Carlos n’a pas vraiment grand chose à prouver techniquement : il a intégré les techniques les plus avancées de jeu (overblow, octaves altérées, contrepoint, etc.) avec la bénédiction d’Howard Levy. Mais là ou Levy s’oriente vers un world jazz parfois intellectuel et difficile d’approche, del Junco se concentre plutôt sur des styles de musiques populaires dont le blues bien sûr, mais pas seulement. La grande réussite de cet album a mon sens c’est d’avoir su intégrer l’harmonica dans des styles où il est peu voire pas représenté : le ska, la soul, et des mélanges hybrides plus dur à catégoriser. Le blues n’est pas absent du disque tout de même, mais ceux qui connaissent le jeu de Carlos savent que son style est tout sauf classique. Le New Orleanais ‘Junco Partner’ est une belle réussite.

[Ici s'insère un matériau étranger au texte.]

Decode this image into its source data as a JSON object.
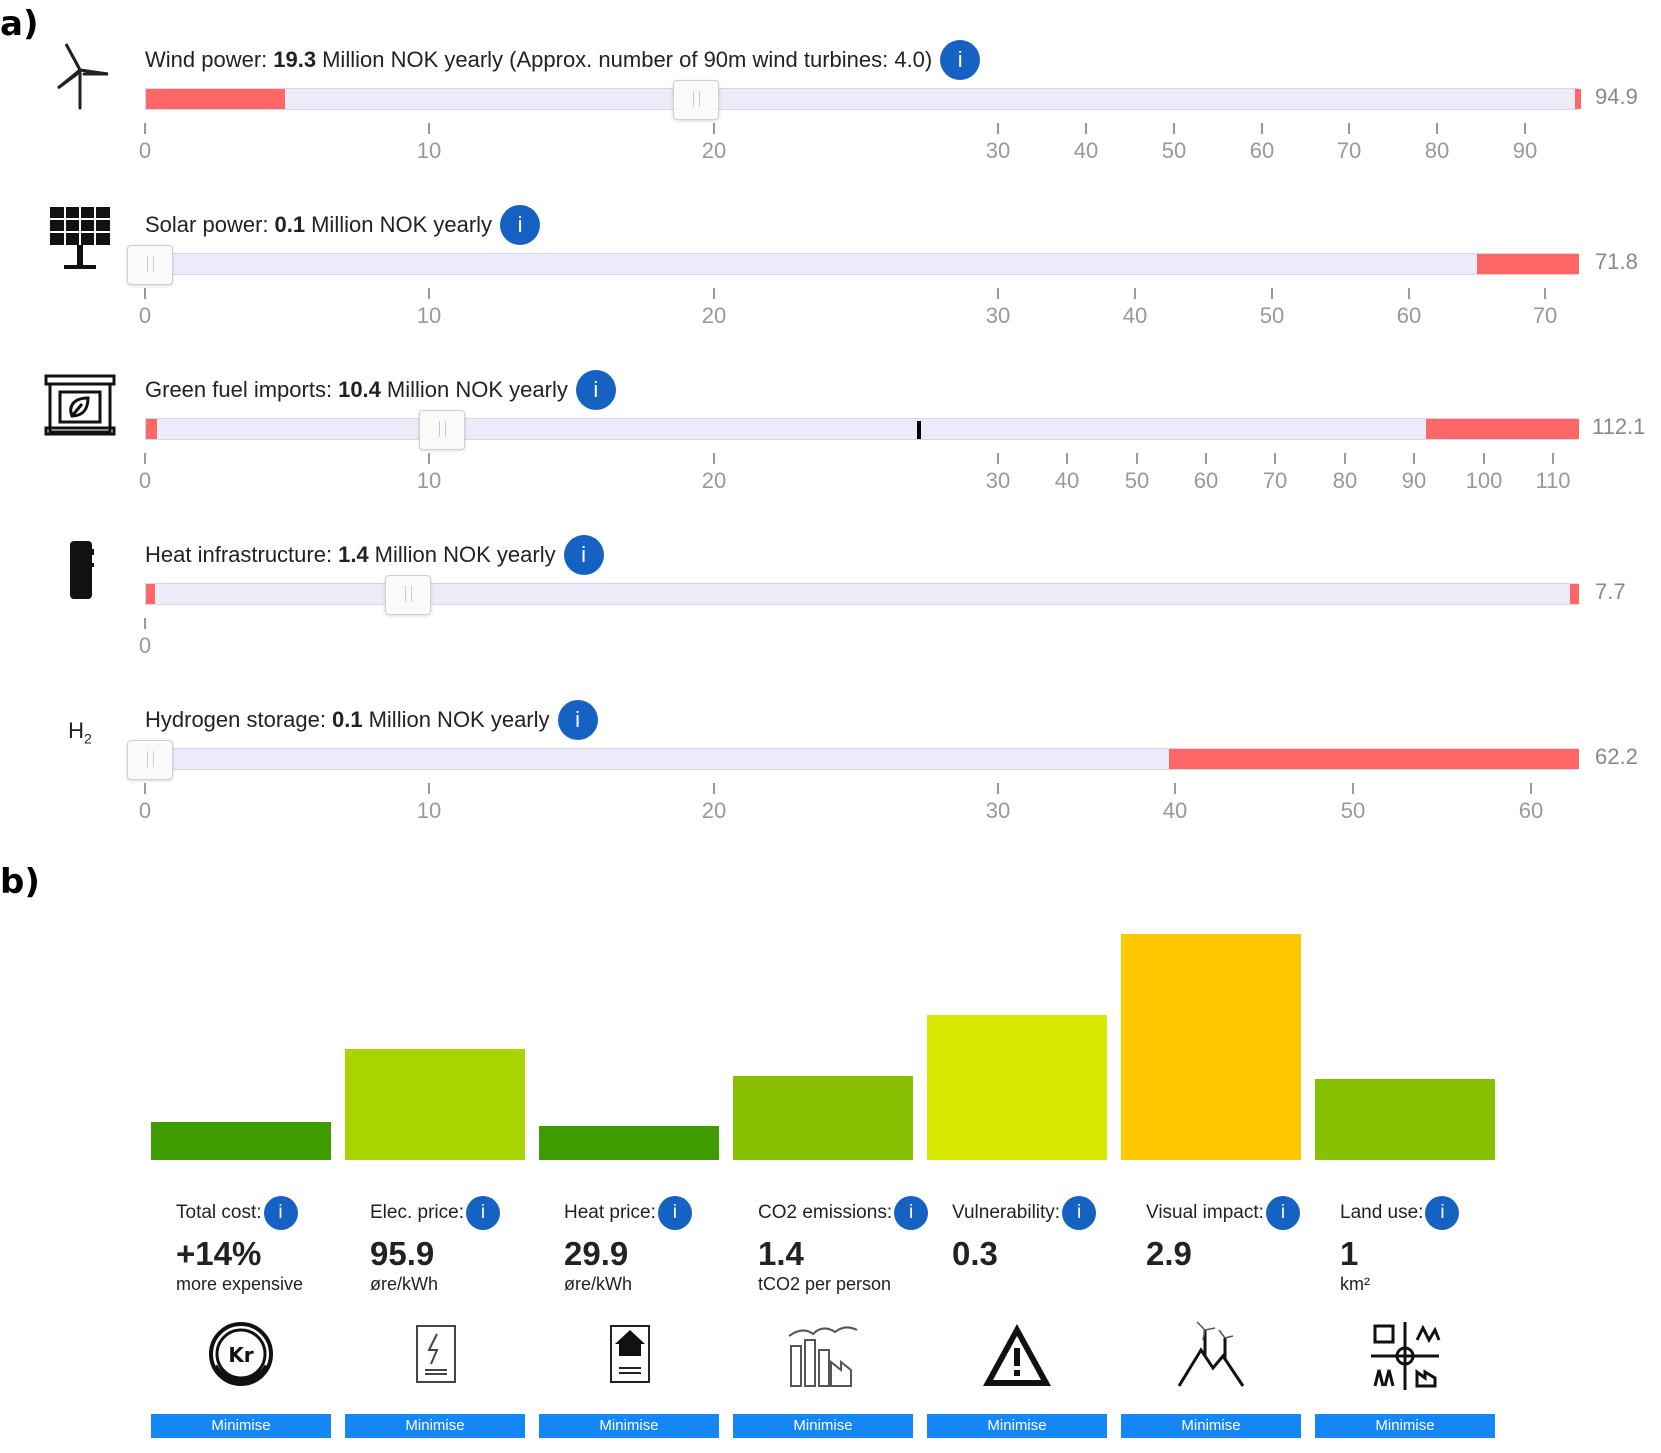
{
  "labels": {
    "a": "a)",
    "b": "b)"
  },
  "sliders": [
    {
      "name": "wind",
      "title": "Wind power:",
      "value": "19.3",
      "suffix": "Million NOK yearly (Approx. number of 90m wind turbines: 4.0)",
      "info": "i",
      "max_label": "94.9",
      "max": 94.9,
      "selected": 19.3,
      "ticks": [
        "0",
        "10",
        "20",
        "30",
        "40",
        "50",
        "60",
        "70",
        "80",
        "90"
      ],
      "tick_values": [
        0,
        10,
        20,
        30,
        40,
        50,
        60,
        70,
        80,
        90
      ],
      "red_ranges": [
        [
          0,
          4.9
        ],
        [
          94.5,
          94.9
        ]
      ],
      "marker": null
    },
    {
      "name": "solar",
      "title": "Solar power:",
      "value": "0.1",
      "suffix": "Million NOK yearly",
      "info": "i",
      "max_label": "71.8",
      "max": 71.8,
      "selected": 0.1,
      "ticks": [
        "0",
        "10",
        "20",
        "30",
        "40",
        "50",
        "60",
        "70"
      ],
      "tick_values": [
        0,
        10,
        20,
        30,
        40,
        50,
        60,
        70
      ],
      "red_ranges": [
        [
          64.9,
          71.8
        ]
      ],
      "marker": null
    },
    {
      "name": "greenfuel",
      "title": "Green fuel imports:",
      "value": "10.4",
      "suffix": "Million NOK yearly",
      "info": "i",
      "max_label": "112.1",
      "max": 112.1,
      "selected": 10.4,
      "ticks": [
        "0",
        "10",
        "20",
        "30",
        "40",
        "50",
        "60",
        "70",
        "80",
        "90",
        "100",
        "110"
      ],
      "tick_values": [
        0,
        10,
        20,
        30,
        40,
        50,
        60,
        70,
        80,
        90,
        100,
        110
      ],
      "red_ranges": [
        [
          0,
          0.4
        ],
        [
          91.5,
          112.1
        ]
      ],
      "marker": 27.2
    },
    {
      "name": "heat",
      "title": "Heat infrastructure:",
      "value": "1.4",
      "suffix": "Million NOK yearly",
      "info": "i",
      "max_label": "7.7",
      "max": 7.7,
      "selected": 1.4,
      "ticks": [
        "0"
      ],
      "tick_values": [
        0
      ],
      "red_ranges": [
        [
          0,
          0.05
        ],
        [
          7.65,
          7.7
        ]
      ],
      "marker": null
    },
    {
      "name": "hydrogen",
      "title": "Hydrogen storage:",
      "value": "0.1",
      "suffix": "Million NOK yearly",
      "info": "i",
      "max_label": "62.2",
      "max": 62.2,
      "selected": 0.1,
      "ticks": [
        "0",
        "10",
        "20",
        "30",
        "40",
        "50",
        "60"
      ],
      "tick_values": [
        0,
        10,
        20,
        30,
        40,
        50,
        60
      ],
      "red_ranges": [
        [
          39.6,
          62.2
        ]
      ],
      "marker": null
    }
  ],
  "hydrogen_icon_text": {
    "h": "H",
    "sub": "2"
  },
  "metrics": [
    {
      "name": "total-cost",
      "label": "Total cost:",
      "value": "+14%",
      "unit": "more expensive",
      "button": "Minimise",
      "bar_level": 0.17,
      "color": "#3f9c00"
    },
    {
      "name": "elec-price",
      "label": "Elec. price:",
      "value": "95.9",
      "unit": "øre/kWh",
      "button": "Minimise",
      "bar_level": 0.49,
      "color": "#a8d400"
    },
    {
      "name": "heat-price",
      "label": "Heat price:",
      "value": "29.9",
      "unit": "øre/kWh",
      "button": "Minimise",
      "bar_level": 0.15,
      "color": "#3f9c00"
    },
    {
      "name": "co2-emissions",
      "label": "CO2 emissions:",
      "value": "1.4",
      "unit": "tCO2 per person",
      "button": "Minimise",
      "bar_level": 0.37,
      "color": "#86c000"
    },
    {
      "name": "vulnerability",
      "label": "Vulnerability:",
      "value": "0.3",
      "unit": "",
      "button": "Minimise",
      "bar_level": 0.64,
      "color": "#d7e900"
    },
    {
      "name": "visual-impact",
      "label": "Visual impact:",
      "value": "2.9",
      "unit": "",
      "button": "Minimise",
      "bar_level": 1.0,
      "color": "#ffc800"
    },
    {
      "name": "land-use",
      "label": "Land use:",
      "value": "1",
      "unit": "km²",
      "button": "Minimise",
      "bar_level": 0.36,
      "color": "#86c000"
    }
  ],
  "coin_text": "Kr"
}
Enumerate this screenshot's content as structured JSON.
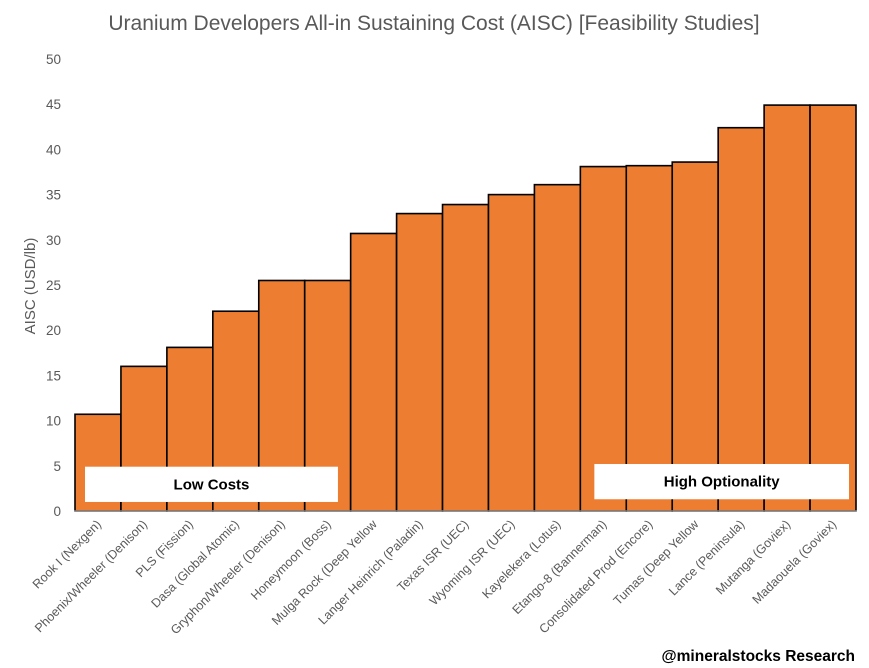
{
  "chart_data": {
    "type": "bar",
    "title": "Uranium Developers All-in Sustaining Cost (AISC) [Feasibility Studies]",
    "xlabel": "",
    "ylabel": "AISC (USD/lb)",
    "ylim": [
      0,
      50
    ],
    "yticks": [
      0,
      5,
      10,
      15,
      20,
      25,
      30,
      35,
      40,
      45,
      50
    ],
    "grid": false,
    "legend": "none",
    "categories": [
      "Rook I (Nexgen)",
      "Phoenix/Wheeler (Denison)",
      "PLS (Fission)",
      "Dasa (Global Atomic)",
      "Gryphon/Wheeler (Denison)",
      "Honeymoon (Boss)",
      "Mulga Rock (Deep Yellow",
      "Langer Heinrich (Paladin)",
      "Texas ISR (UEC)",
      "Wyoming ISR (UEC)",
      "Kayelekera (Lotus)",
      "Etango-8 (Bannerman)",
      "Consolidated Prod (Encore)",
      "Tumas (Deep Yellow",
      "Lance (Peninsula)",
      "Mutanga (Goviex)",
      "Madaouela (Goviex)"
    ],
    "values": [
      10.7,
      16.0,
      18.1,
      22.1,
      25.5,
      25.5,
      30.7,
      32.9,
      33.9,
      35.0,
      36.1,
      38.1,
      38.2,
      38.6,
      42.4,
      44.9,
      44.9
    ],
    "annotations": [
      {
        "text": "Low Costs",
        "x_range": [
          "Rook I (Nexgen)",
          "Gryphon/Wheeler (Denison)"
        ],
        "y_range": [
          1.0,
          4.9
        ]
      },
      {
        "text": "High Optionality",
        "x_range": [
          "Etango-8 (Bannerman)",
          "Madaouela (Goviex)"
        ],
        "y_range": [
          1.3,
          5.2
        ]
      }
    ],
    "source": "@mineralstocks Research"
  },
  "colors": {
    "bar_fill": "#ed7d31",
    "bar_stroke": "#000000",
    "axis": "#bfbfbf",
    "text": "#595959"
  }
}
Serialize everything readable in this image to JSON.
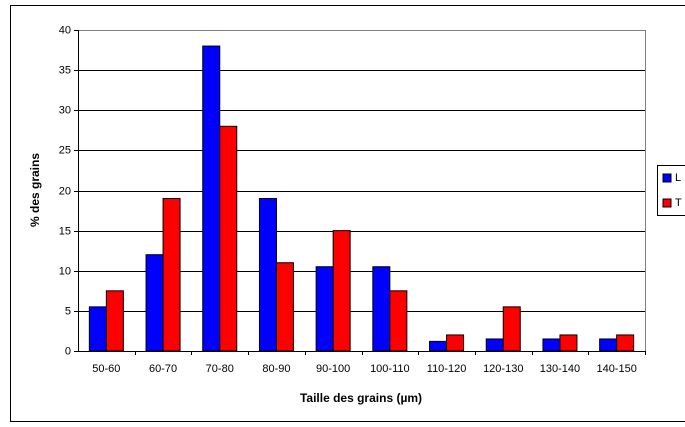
{
  "chart_data": {
    "type": "bar",
    "x_label": "Taille des grains (µm)",
    "y_label": "% des grains",
    "categories": [
      "50-60",
      "60-70",
      "70-80",
      "80-90",
      "90-100",
      "100-110",
      "110-120",
      "120-130",
      "130-140",
      "140-150"
    ],
    "series": [
      {
        "name": "L",
        "color": "#0000ff",
        "values": [
          5.5,
          12,
          38,
          19,
          10.5,
          10.5,
          1.2,
          1.5,
          1.5,
          1.5
        ]
      },
      {
        "name": "T",
        "color": "#ff0000",
        "values": [
          7.5,
          19,
          28,
          11,
          15,
          7.5,
          2,
          5.5,
          2,
          2
        ]
      }
    ],
    "ylim": [
      0,
      40
    ],
    "yticks": [
      0,
      5,
      10,
      15,
      20,
      25,
      30,
      35,
      40
    ],
    "grid": true,
    "legend": "right"
  }
}
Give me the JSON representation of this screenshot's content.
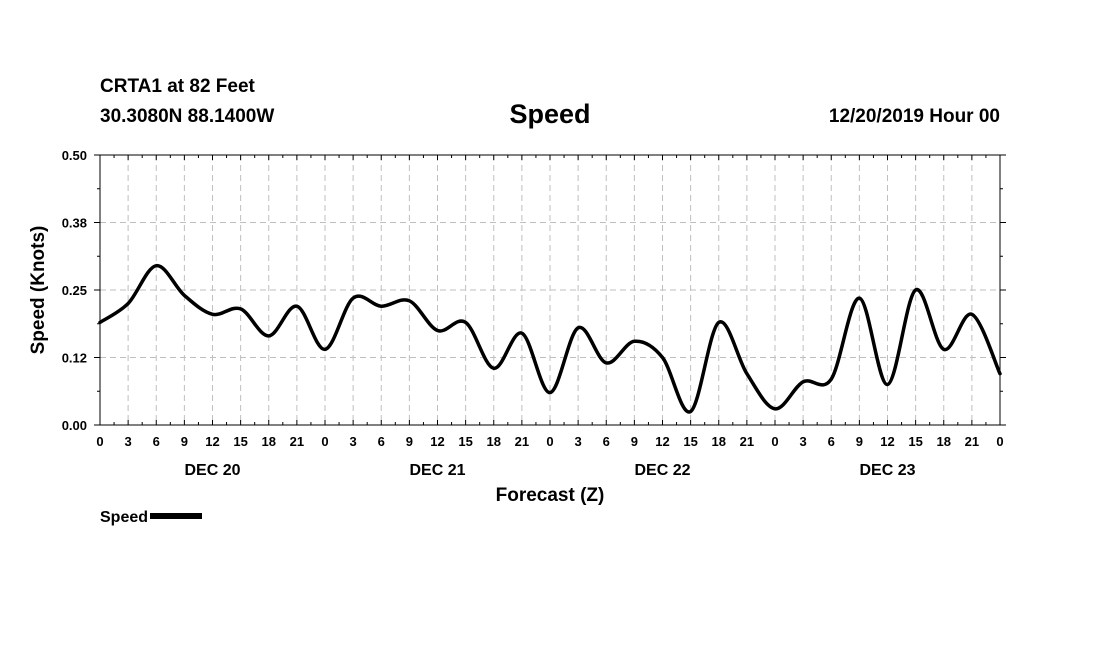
{
  "header": {
    "station": "CRTA1 at 82 Feet",
    "coords": "30.3080N 88.1400W",
    "title": "Speed",
    "timestamp": "12/20/2019 Hour 00"
  },
  "chart_data": {
    "type": "line",
    "title": "Speed",
    "xlabel": "Forecast (Z)",
    "ylabel": "Speed (Knots)",
    "ylim": [
      0,
      0.5
    ],
    "xlim": [
      0,
      96
    ],
    "y_ticks": [
      "0.00",
      "0.12",
      "0.25",
      "0.38",
      "0.50"
    ],
    "x_tick_labels": [
      "0",
      "3",
      "6",
      "9",
      "12",
      "15",
      "18",
      "21",
      "0",
      "3",
      "6",
      "9",
      "12",
      "15",
      "18",
      "21",
      "0",
      "3",
      "6",
      "9",
      "12",
      "15",
      "18",
      "21",
      "0",
      "3",
      "6",
      "9",
      "12",
      "15",
      "18",
      "21",
      "0"
    ],
    "day_labels": [
      "DEC 20",
      "DEC 21",
      "DEC 22",
      "DEC 23"
    ],
    "grid": true,
    "legend_position": "bottom-left",
    "series": [
      {
        "name": "Speed",
        "color": "#000000",
        "x": [
          0,
          3,
          6,
          9,
          12,
          15,
          18,
          21,
          24,
          27,
          30,
          33,
          36,
          39,
          42,
          45,
          48,
          51,
          54,
          57,
          60,
          63,
          66,
          69,
          72,
          75,
          78,
          81,
          84,
          87,
          90,
          93,
          96
        ],
        "y": [
          0.19,
          0.225,
          0.295,
          0.24,
          0.205,
          0.215,
          0.165,
          0.22,
          0.14,
          0.235,
          0.22,
          0.23,
          0.175,
          0.19,
          0.105,
          0.17,
          0.06,
          0.18,
          0.115,
          0.155,
          0.125,
          0.025,
          0.19,
          0.095,
          0.03,
          0.08,
          0.085,
          0.235,
          0.075,
          0.25,
          0.14,
          0.205,
          0.095
        ]
      }
    ]
  }
}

Notons aussi un clin d’œil à Sugar Blue avec une reprise de sa version solo de "Another Man Done Gone" qui se finit en imitation de train. Quel souffle !

Le seul passage du disque en territoire jazz est le Jitterbug Waltz de Fats Waller, qui permet à Carlos de briller en son acoustique. L’orchestration est sobre et le morceau vraiment très joli. Carlos finit sur un passage seul où il joue de l’accordéon ‘musette’ à l’harmonica de manière tout à fait stupéfiante.

Un autre point fort de cet enregistrement c’est la bonne humeur qui ressort sur tous les morceaux. On sent que Carlos et ses musiciens se sont éclatés et ça fait plaisir. Signalons ‘Heddon Tadpolly Spook’ décrit dans la jaquette comme un ‘ska déjanté hybride instrumental-BO de Fellini ?’. Le morceau est très fun, éminemment écoutable, ce qui cache tout de même une impressionante maîtrise technique.

Si j’avais une seule réserve à émettre vis à vis de ‘Big Boy’, c’est le fait qu’à certains moments (heureusement rares) la technique de Carlos prend le pas sur la musicalité et il passe en mode ‘démonstratif’ ce qui doit être très impressionant en live mais passe moi bien en album. Sur ‘Heaven’s where you’ll dwell’, le morceau qui ouvre l’album, Carlos joue un break accompagné de la batterie uniquement en jouant quelques mesures dans chacune des douze clefs sur (évidemment) un même et seul diatonique. Très impressionant mais pas très musical...

Cela dit c’est une critique bien mineure pour un album que j’aime beaucoup et que je ne peux que vous recommander si vous avez envie d’entendre ce qu’un des harmonicistes les plus novateurs fait de son diatonique.